Damit begründet Moskau die militärischen Übergriffe der vergangenen Jahre - ob im Krieg gegen Georgien, bei der Annexion der Krim, im Donbass oder auch in Syrien. Die Missachtung von Wahrheit, die Haltung, alle Fakten dienten nur einem verdeckten Ziel, waren schon Teil sowjetischer Politik. Auch die "neurotische Weltsicht" von Unsicherheit und Bedrohung gehöre dazu, meinte der US-Diplomat und Russlandkenner George Kennan schon 1946. Das Gefühl der Unsicherheit werde als Rechtfertigung genutzt, um militärische und polizeiliche Macht auszubauen.

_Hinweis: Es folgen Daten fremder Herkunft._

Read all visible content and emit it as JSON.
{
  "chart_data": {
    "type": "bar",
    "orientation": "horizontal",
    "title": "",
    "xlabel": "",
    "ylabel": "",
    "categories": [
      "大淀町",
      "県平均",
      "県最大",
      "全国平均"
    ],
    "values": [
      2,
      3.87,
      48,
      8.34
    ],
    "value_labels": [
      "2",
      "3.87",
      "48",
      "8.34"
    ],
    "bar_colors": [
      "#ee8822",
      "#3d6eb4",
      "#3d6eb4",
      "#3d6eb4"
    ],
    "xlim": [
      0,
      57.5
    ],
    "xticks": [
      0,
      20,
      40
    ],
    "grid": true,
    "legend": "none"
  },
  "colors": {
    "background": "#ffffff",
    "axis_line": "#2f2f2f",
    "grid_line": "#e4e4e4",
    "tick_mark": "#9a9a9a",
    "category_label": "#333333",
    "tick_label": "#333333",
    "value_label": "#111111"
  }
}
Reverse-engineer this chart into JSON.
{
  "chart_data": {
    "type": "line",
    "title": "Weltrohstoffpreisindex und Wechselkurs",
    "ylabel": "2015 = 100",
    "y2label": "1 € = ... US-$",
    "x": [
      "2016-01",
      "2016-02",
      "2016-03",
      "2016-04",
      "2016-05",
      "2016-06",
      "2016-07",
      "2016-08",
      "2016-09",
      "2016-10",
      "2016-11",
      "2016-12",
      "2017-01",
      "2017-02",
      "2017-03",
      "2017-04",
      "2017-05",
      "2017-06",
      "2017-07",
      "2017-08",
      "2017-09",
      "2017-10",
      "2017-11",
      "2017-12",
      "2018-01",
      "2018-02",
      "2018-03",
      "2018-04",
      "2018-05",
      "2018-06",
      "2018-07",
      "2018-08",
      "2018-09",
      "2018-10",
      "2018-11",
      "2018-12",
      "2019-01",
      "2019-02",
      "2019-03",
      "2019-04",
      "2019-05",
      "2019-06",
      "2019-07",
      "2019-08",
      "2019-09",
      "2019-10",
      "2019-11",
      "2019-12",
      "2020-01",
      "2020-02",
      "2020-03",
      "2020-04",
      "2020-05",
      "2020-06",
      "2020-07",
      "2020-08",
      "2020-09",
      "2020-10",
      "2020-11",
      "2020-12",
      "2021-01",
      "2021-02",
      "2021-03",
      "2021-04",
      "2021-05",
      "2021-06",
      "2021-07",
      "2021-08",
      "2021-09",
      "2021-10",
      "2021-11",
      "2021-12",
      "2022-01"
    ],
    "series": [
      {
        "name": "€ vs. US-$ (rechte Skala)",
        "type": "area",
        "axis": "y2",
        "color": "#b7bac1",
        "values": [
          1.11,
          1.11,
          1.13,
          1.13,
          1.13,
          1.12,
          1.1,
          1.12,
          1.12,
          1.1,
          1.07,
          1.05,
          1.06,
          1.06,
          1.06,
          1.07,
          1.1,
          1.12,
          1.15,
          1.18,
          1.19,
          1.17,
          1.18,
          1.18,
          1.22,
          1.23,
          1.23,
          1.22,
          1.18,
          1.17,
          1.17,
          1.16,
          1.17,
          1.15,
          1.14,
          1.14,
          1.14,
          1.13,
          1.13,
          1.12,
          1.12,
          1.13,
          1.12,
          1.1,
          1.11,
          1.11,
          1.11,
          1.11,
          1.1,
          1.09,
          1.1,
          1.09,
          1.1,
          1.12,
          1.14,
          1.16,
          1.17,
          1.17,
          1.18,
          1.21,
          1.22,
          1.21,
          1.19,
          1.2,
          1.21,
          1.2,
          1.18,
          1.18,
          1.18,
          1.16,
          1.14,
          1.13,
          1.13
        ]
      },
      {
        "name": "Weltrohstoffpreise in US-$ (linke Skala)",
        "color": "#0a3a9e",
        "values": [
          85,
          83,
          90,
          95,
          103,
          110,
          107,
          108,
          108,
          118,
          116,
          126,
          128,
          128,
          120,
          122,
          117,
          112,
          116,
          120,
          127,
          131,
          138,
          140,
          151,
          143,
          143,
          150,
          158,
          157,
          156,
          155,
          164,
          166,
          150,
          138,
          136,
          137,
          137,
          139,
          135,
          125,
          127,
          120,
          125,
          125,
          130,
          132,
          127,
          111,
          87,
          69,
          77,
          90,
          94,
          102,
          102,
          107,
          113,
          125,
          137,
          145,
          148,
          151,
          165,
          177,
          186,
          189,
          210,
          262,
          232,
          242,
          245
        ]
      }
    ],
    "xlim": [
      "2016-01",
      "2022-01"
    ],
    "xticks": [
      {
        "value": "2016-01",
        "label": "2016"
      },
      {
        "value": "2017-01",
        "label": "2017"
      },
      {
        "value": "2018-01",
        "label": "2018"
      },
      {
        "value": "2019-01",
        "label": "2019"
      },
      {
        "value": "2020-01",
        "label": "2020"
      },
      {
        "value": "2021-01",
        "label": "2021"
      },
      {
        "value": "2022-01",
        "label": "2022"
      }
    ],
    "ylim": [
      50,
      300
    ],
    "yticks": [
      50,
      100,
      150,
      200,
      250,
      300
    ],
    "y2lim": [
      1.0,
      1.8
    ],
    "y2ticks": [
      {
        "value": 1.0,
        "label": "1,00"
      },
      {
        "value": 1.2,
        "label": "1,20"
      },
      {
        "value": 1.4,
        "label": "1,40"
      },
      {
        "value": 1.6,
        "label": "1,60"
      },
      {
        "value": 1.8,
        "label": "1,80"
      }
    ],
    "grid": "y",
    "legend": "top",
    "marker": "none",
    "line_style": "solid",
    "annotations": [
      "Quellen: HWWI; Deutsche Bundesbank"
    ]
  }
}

Nicht zuletzt ist dieses Vorgehen das Vehikel, mit dem der russische Nationalismus seit Jahrhunderten vorrückt und dabei das Verständnis von Angriff und Verteidigung verwischt. Das liegt auch heute vor.

Eine Wiedererrichtung der UdSSR als geopolitischer Einheit droht jedoch nicht. Finanzielle und militärische Mittel fehlen, um das alte Reich an die Kandare zu nehmen. Der Einsatz des altersschwachen Flugzeugträgers "Admiral Kusnezow" gab eine Kostprobe - auf dem Weg nach Syrien unterhielt er spöttelnde Kommentatoren. Auch das Projekt der Eurasischen Union - als neo-imperiale Neuauflage russischen Reichsstrebens - kommt nicht voran.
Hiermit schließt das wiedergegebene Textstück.